Ha quindi poco senso – o è mera illusione – pretendere ancora una volta da queste destre, come fanno numerosi commentatori che tengono a mostrarsi neutrali o quantomeno poco ostili, una sostanziale correzione di rotta che le porti a gettare l’ancora nei porti tranquilli del liberalismo o di un conservatorismo soft. I loro argomenti sono spuntati, anche quando sostengono che, se non getteranno a mare i connotati populisti, sovranisti o radicali che per più di un verso ancora le contraddistinguono, non potranno mai essere accettate come interlocutrici credibili negli ambienti che contano e quindi, nel caso in cui andassero al governo, troveranno sul loro cammino continui ostacoli. Il ragionamento non funziona per due motivi.
Primo, perché per andare al governo occorrono prima di tutto i voti degli elettori, e oggi più del 40 per cento di essi è in mano a due partiti che li ottengono perché esprimono radicalità e non moderatismo, e che almeno in parte li perderebbero se si piegassero alla richieste dei loro non richiesti mentori. Secondo, perché gli ambienti che contano, o le élite, o i poteri forti o comunque li si chiami, si riconoscono oggi nella quasi totalità in idee, valori e visioni che confliggono con i punti di vista e le scelte che queste destre esprimono, e le loro diffidenze permarrebbero anche se Meloni e Salvini recitassero le formule di rito che vengono loro richieste (e il leader della Lega, peraltro, lo ha già fatto a più riprese).

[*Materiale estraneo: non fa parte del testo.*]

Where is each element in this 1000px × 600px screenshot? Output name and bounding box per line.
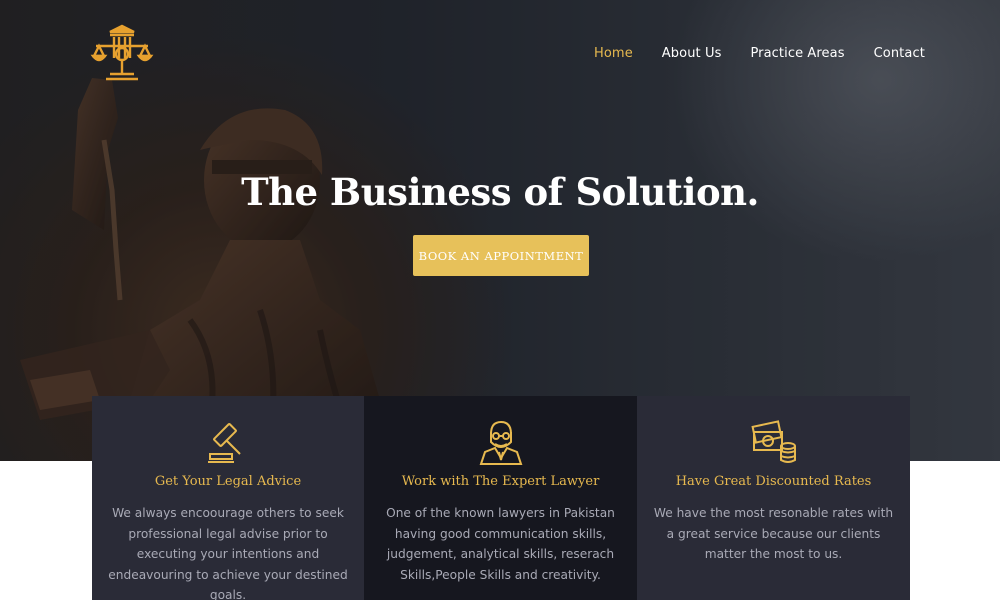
hero-title: The Business of Solution. xyxy=(241,170,759,214)
feature-title: Have Great Discounted Rates xyxy=(675,474,872,489)
feature-title: Get Your Legal Advice xyxy=(154,474,302,489)
gavel-icon xyxy=(208,423,241,463)
hero-section: Home About Us Practice Areas Contact The… xyxy=(0,0,1000,461)
lawyer-icon xyxy=(479,420,522,465)
feature-card-legal-advice: Get Your Legal Advice We always encooura… xyxy=(92,396,364,600)
feature-card-expert-lawyer: Work with The Expert Lawyer One of the k… xyxy=(364,396,637,600)
nav-item-contact[interactable]: Contact xyxy=(874,46,925,61)
nav-item-home[interactable]: Home xyxy=(594,46,633,61)
money-coins-icon xyxy=(750,420,796,463)
feature-title: Work with The Expert Lawyer xyxy=(401,474,600,489)
nav-item-practice-areas[interactable]: Practice Areas xyxy=(750,46,844,61)
law-scales-pillar-logo[interactable] xyxy=(90,24,154,84)
main-nav: Home About Us Practice Areas Contact xyxy=(594,46,925,61)
feature-text: One of the known lawyers in Pakistan hav… xyxy=(386,506,615,582)
feature-text: We always encoourage others to seek prof… xyxy=(108,506,348,600)
feature-text: We have the most resonable rates with a … xyxy=(653,506,894,561)
nav-item-about-us[interactable]: About Us xyxy=(662,46,722,61)
feature-card-discounted-rates: Have Great Discounted Rates We have the … xyxy=(637,396,910,600)
book-appointment-button[interactable]: BOOK AN APPOINTMENT xyxy=(413,235,589,276)
feature-cards: Get Your Legal Advice We always encooura… xyxy=(92,396,910,600)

Il caso del M5s, del resto, insegna: i voti che il Grillo del Pdimenoelle, del parlamento-scatoletta di tonno e del Vaffa-day aveva copiosamente raccolto, il Di Maio liberale, atlantista ed europeista li ha persi. E difficilmente Conte potrà recuperarli. Questo è l’elettorato italiano. Questa è la società italiana. Non è possibile, per un politico, non tenerne conto.